Not even at midnight or 3 a.m., when something woke me up and I thought it might be his mewing at the window. But it wasn't and I went back to sleep after a brief period of wondering if I would feel devastated or relieved if he never came home again.
The predatory nature of cats in general and Max in particular has been much in evidence since our spate of nice weather started a couple of weeks ago. Yesterday I found the grisly remains of one baby rabbit when I went out to go to the store and a few hours later I found a second pile of entrails on the driveway. This on top of a full meal at 5 a.m.
Several times I have found him playing with a baby rabbit or a bird or a chipmunk in the flower bed and have gone out and picked him up by the scruff of the neck, put him indoors, and then shepherded the victim to a safer place.
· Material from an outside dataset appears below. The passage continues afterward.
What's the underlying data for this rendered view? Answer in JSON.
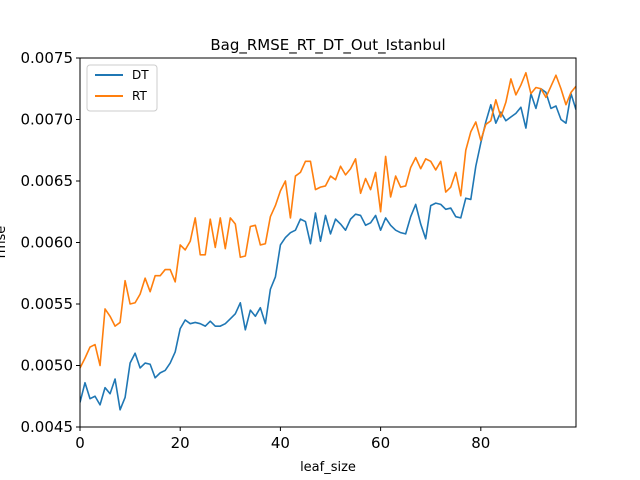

He never seems to be put out by my rescuing of the victim and doesn't run off when I approach. But he doesn't learn from time-outs or yelling or rewards for good behavior; it's too deeply hardwired into his nature.
I have to close the deck door when I'm not right there to supervise the ins and outs through the flexible screen because he has frequently brought in his kills, much to the fascination of Loosy and Lily who would like to be predators themselves but don't have much to work with, since they can't get off the deck, being too chicken to jump like Max does. I'm fine with their fly- and moth-kills; somehow that doesn't seem like the same thing.
He's been gone almost twenty-four hours now. He could still come romping home with feathers or fur on his whiskers and, of course, I would welcome him. If he doesn't come home, I will mourn him and miss him, but not the corpses I have to deal with daily. Such is the nature of the food chain, I guess. It's neither kind nor merciful in many, perhaps most, species (including human?), but it works.